For example, let's upload the train set in Giskard, this is key to create drift tests in Giskard.


In [None]:
credit_scoring.upload_df(
    df=train_data, # The dataset you want to upload
    column_types=column_types, # All the column types of df
    target="default", # Do not pass this parameter if dataset doesn't contain target column
    name="train_data" # Name of the dataset
)

You can also upload new production data to use it as a validation set for your existing model. In that case, you might not have the ground truth target variable

In [None]:
production_data = credit.drop(columns="default")

In [None]:
credit_scoring.upload_df(
    df=production_data, # The dataset you want to upload
    column_types=feature_types, # All the column types without the target
    name="production_data"# Name of the dataset
)

### 🌟 If you just want to upload a model without a dataframe 

This happens for instance when you built a new version of the model and you want to inspect it using a validation dataframe that is already in Giskard

For example, let's create a second version of the model using random forest

In [None]:
clf_random_forest = Pipeline(steps=[('preprocessor', preprocessor),
                      ('classifier', RandomForestClassifier(max_depth=10,random_state=0))])

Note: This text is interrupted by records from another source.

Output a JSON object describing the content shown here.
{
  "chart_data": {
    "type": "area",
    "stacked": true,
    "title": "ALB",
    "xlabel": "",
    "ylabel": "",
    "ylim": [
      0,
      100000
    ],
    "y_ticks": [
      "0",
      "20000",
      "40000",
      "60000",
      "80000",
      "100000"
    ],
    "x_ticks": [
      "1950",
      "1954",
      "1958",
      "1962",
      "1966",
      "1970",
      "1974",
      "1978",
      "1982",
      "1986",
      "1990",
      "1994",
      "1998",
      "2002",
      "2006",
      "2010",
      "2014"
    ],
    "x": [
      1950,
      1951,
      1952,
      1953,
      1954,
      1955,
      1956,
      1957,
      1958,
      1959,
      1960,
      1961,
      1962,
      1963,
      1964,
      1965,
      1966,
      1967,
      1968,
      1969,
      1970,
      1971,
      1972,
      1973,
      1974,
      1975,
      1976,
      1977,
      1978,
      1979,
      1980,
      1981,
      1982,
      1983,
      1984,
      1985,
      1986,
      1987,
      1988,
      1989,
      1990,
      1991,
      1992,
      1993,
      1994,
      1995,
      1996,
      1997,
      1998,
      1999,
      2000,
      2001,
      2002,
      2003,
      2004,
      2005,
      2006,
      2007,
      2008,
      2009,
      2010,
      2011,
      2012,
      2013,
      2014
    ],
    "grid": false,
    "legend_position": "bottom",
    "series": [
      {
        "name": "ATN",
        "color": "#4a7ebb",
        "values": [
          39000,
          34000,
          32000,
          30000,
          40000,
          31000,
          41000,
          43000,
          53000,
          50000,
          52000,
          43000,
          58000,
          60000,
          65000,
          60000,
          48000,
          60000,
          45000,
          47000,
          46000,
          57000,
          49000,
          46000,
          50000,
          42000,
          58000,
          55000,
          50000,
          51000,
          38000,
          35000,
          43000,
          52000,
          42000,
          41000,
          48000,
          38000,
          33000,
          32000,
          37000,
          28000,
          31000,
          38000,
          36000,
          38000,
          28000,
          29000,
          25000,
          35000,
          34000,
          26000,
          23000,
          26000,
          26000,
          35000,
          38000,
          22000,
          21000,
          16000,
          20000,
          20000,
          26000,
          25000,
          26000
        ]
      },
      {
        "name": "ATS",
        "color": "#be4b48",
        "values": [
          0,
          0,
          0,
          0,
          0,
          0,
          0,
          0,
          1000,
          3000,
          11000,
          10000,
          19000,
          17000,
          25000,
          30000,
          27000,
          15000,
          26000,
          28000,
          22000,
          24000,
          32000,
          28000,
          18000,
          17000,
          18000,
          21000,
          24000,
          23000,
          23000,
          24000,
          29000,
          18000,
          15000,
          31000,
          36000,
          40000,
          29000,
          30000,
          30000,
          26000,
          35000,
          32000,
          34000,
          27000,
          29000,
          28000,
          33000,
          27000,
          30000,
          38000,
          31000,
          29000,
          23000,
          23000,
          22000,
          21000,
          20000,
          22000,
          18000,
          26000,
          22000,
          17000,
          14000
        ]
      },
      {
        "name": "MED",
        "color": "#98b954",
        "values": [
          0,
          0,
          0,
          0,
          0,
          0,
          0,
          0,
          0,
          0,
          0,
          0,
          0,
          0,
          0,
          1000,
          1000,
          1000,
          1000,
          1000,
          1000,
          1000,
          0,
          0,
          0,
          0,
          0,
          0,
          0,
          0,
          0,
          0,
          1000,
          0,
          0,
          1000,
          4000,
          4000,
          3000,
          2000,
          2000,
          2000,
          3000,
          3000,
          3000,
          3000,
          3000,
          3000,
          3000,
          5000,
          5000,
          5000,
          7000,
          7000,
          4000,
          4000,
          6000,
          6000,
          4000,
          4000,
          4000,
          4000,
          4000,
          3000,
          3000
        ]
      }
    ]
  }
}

clf_random_forest.fit(X_train, Y_train)
clf_random_forest.score(X_test, Y_test)

In [None]:
credit_scoring.upload_model(
    prediction_function=clf_random_forest.predict_proba, # Python function which takes pandas dataframe as input and returns probabilities for classification model OR returns predictions for regression model
    model_type='classification', # "classification" for classification model OR "regression" for regression model
    feature_names=list(feature_types.keys()), # List of the feature names of prediction_function
    name='random_forest', # Name of the model
    validate_df=train_data, # Optional. Validation df is not uploaded in the app, it's only used to check whether the model has the good format
    target="default", # Optional. target should be a column of validate_df. Pass this parameter only if validate_df is being passed
    classification_labels=["Default","Not default"] # List of the classification labels of your prediction
)

### Happy Exploration ! 🧑‍🚀